Step 4: Bake Until Golden and Crispy
Bake in a preheated oven at 190 degrees Celsius for 30 to 35 minutes until the strudel is deeply golden and the pastry is audibly crispy. Allow to cool for 10 minutes before dusting liberally with powdered sugar. Slice and serve warm with whipped cream or vanilla sauce.
Easy substitutions
Missing an ingredient?
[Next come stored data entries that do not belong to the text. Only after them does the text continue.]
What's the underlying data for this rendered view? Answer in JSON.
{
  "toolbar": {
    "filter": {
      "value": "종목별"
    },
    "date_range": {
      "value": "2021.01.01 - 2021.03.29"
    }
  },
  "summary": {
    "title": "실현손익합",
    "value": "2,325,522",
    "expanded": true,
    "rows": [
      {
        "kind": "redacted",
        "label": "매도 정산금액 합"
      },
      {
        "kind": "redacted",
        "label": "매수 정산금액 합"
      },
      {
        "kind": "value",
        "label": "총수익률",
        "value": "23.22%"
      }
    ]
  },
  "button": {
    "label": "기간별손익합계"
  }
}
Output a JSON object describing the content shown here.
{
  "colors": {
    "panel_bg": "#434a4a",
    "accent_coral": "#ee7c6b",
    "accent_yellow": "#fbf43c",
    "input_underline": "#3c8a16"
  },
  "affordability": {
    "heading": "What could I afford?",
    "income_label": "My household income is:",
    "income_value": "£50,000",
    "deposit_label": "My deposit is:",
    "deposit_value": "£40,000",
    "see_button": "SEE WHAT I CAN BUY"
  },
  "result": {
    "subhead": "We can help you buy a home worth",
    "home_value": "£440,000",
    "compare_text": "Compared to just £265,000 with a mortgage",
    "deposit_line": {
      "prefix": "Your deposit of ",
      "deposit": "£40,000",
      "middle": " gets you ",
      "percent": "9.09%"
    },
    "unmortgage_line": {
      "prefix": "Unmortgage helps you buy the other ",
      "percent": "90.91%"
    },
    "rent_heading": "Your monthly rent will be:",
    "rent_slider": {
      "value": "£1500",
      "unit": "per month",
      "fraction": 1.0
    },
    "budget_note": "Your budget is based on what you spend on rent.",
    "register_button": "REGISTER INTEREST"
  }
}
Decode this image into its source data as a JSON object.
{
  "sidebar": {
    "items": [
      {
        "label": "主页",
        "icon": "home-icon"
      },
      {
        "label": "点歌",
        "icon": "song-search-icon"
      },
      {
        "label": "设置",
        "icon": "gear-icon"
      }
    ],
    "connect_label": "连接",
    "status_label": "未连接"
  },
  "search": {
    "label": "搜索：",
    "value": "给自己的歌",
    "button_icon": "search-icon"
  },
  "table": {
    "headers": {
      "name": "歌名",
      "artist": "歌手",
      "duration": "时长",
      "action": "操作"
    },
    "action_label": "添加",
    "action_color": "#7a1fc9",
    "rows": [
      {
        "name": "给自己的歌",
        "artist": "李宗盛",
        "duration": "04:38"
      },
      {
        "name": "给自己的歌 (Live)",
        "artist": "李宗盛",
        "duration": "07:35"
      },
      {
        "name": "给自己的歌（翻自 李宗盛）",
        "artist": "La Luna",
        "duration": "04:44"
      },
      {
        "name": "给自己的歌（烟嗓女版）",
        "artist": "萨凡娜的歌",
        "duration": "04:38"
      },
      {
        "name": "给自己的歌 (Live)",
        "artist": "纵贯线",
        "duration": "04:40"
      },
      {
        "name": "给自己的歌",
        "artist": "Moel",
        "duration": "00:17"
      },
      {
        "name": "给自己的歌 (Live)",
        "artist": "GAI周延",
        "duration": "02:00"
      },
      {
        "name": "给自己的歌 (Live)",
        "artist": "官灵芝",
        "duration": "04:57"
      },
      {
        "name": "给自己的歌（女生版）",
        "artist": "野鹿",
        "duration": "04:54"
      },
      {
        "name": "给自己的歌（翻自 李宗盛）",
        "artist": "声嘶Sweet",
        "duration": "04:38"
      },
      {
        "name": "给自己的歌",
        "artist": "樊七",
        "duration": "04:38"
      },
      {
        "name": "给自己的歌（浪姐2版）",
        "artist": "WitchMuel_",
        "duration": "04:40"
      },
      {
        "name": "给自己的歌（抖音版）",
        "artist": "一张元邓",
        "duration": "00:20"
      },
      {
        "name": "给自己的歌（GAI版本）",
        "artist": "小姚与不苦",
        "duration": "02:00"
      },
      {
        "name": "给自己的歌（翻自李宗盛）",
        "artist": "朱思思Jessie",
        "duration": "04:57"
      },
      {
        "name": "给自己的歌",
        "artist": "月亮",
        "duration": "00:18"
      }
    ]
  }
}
Here are some swaps that work perfectly:
- phyllo pastry sheets → homemade strudel dough stretched paper thin for the most authentic result
- raisins → dried cranberries or chopped dried apricots for a different fruit flavor
Common mistakes to avoid
Watch out for these pitfalls that can affect your results:
- Failing to drain excess liquid from the apple filling which makes the pastry soggy and prevents it from crisping
- Allowing the phyllo sheets to dry out by not keeping them covered during assembly which causes cracking and tearing
Nutrition facts
Per serving: 310 calories, 4g protein, 50g carbs, 12g fat, 3g fiber.